Estados Unidos siempre ha proclamado, desde el comienzo de nuestra historia, que los intereses del Estado están por encima de todo, y siempre los defendió a toda costa.

Omitiendo la evaluación del componente ético de estos intereses, no debería sorprendernos que cuando uno de los últimos bastiones de los jihadistas sirios — Idlib, que ahora está bajo el ataque masivo del ejército sirio y el ruso VKS, y el establecimiento de la Estados Unidos, echando espuma por la boca, comienza a exigir que Rusia y toda la comunidad mundial de inmediato eviten todos y cada uno de los intentos del gobierno sirio de erradicar el nido de terroristas en sus tierras. ¿Por qué?

Muy simple, al-Nusra, la filial de al-Qaeda en Siria, es una de las empresas más caras de la CIA en Siria, desde el suministro de armas hasta el entrenamiento de sus combatientes y otro tipo de apoyo.

No es de extrañar que ahora, cuando la existencia futura de esta pandilla de jihadistas es muy debatible, el establecimiento y las agencias de inteligencia fuera de control entraron en pánico: millones de dólares por el desagüe en un intento de derrocar al gobierno sirio, millones se gastaron sobre la creación, armamento y entrenamiento de varios grupos yihadistas en Siria, y ahora todas estas «inversiones» serán destruidas; inaceptables, dicen ciertos elementos del Pentágono y la CIA, tenemos que hacer algo y hacerlo de inmediato.

Pero poco pueden hacer.
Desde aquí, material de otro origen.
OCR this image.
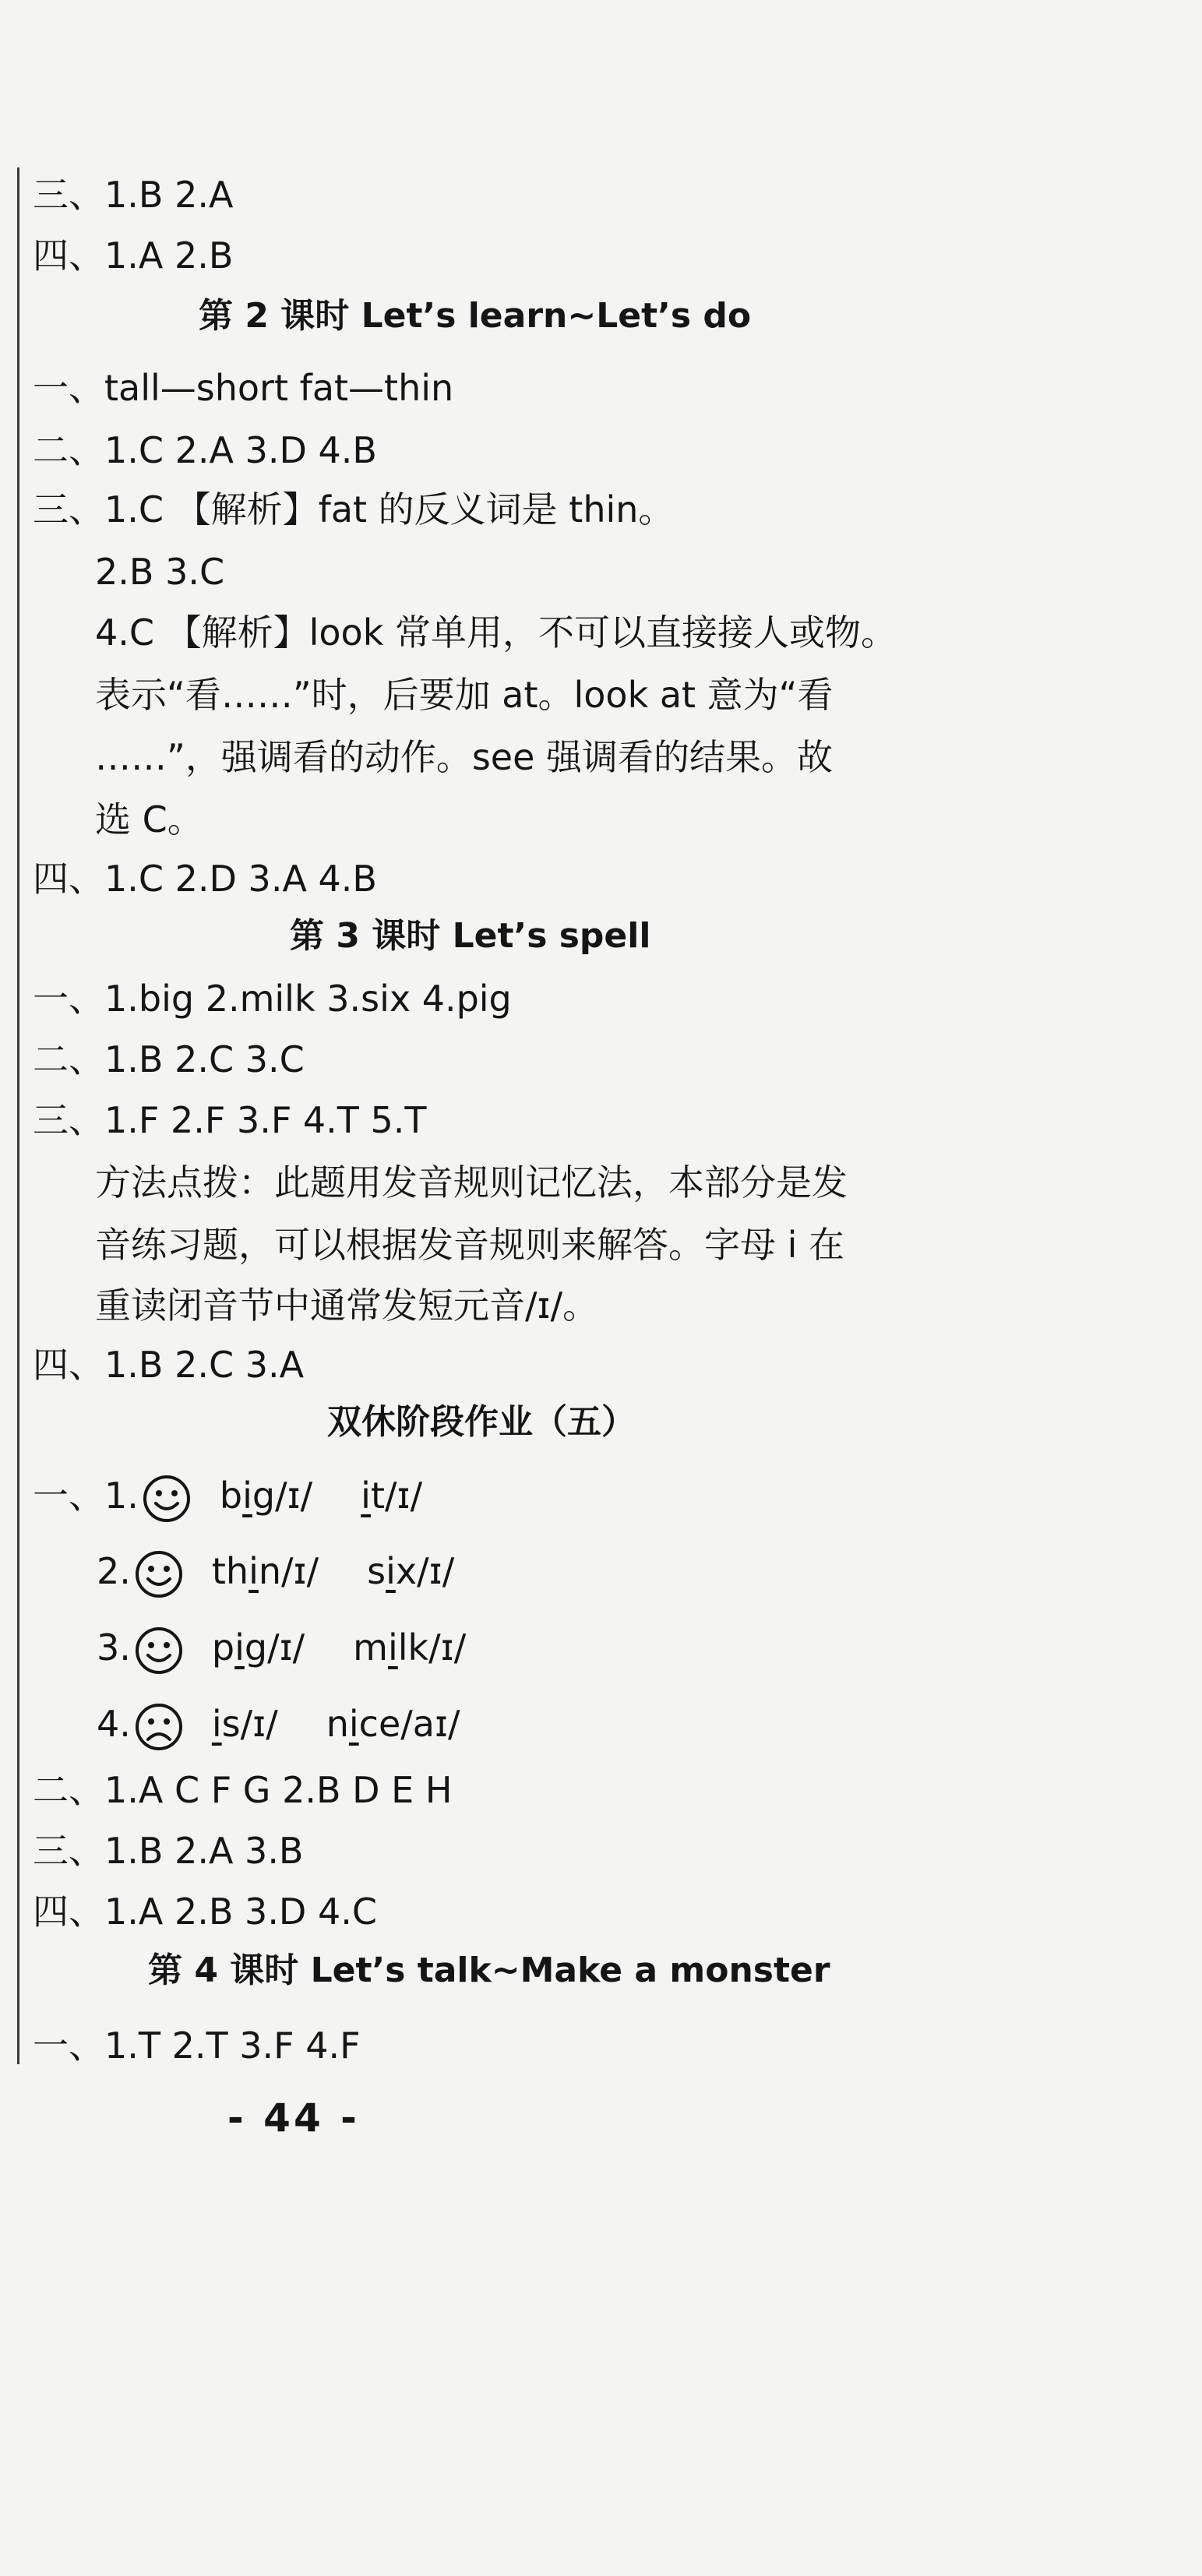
三、1.B 2.A
四、1.A 2.B
第 2 课时 Let’s learn~Let’s do
一、tall—short fat—thin
二、1.C 2.A 3.D 4.B
三、1.C 【解析】fat 的反义词是 thin。
2.B 3.C
4.C 【解析】look 常单用，不可以直接接人或物。
表示“看……”时，后要加 at。look at 意为“看
……”，强调看的动作。see 强调看的结果。故
选 C。
四、1.C 2.D 3.A 4.B
第 3 课时 Let’s spell
一、1.big 2.milk 3.six 4.pig
二、1.B 2.C 3.C
三、1.F 2.F 3.F 4.T 5.T
方法点拨：此题用发音规则记忆法，本部分是发
音练习题，可以根据发音规则来解答。字母 i 在
重读闭音节中通常发短元音/ɪ/。
四、1.B 2.C 3.A
双休阶段作业（五）
一、1. big/ɪ/ it/ɪ/
2. thin/ɪ/ six/ɪ/
3. pig/ɪ/ milk/ɪ/
4. is/ɪ/ nice/aɪ/
二、1.A C F G 2.B D E H
三、1.B 2.A 3.B
四、1.A 2.B 3.D 4.C
第 4 课时 Let’s talk~Make a monster
一、1.T 2.T 3.F 4.F
- 44 -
Idlib ya está rodeado por el ejército sirio, y el escenario de «cascos blancos» ciertamente es imposible. Lo único que queda para el estado profundo es retrasar lo inevitable y tratar de negociar sobre la retirada de sus jihadistas mascotas de la trampa en la que quedaron atrapados.

Estados Unidos está por encima de todo, pero esta gente ha dejado de proteger los intereses de Estados Unidos, en lugar de tratar de remodelar el mundo para su propio beneficio, con guerra, con muertes, con sangre. Solo podemos esperar que haya un límite sobre cuánto pueden presionar al presidente Trump, y que no veremos la repetición del bombardeo de abril después de una bandera falsa con armas químicas.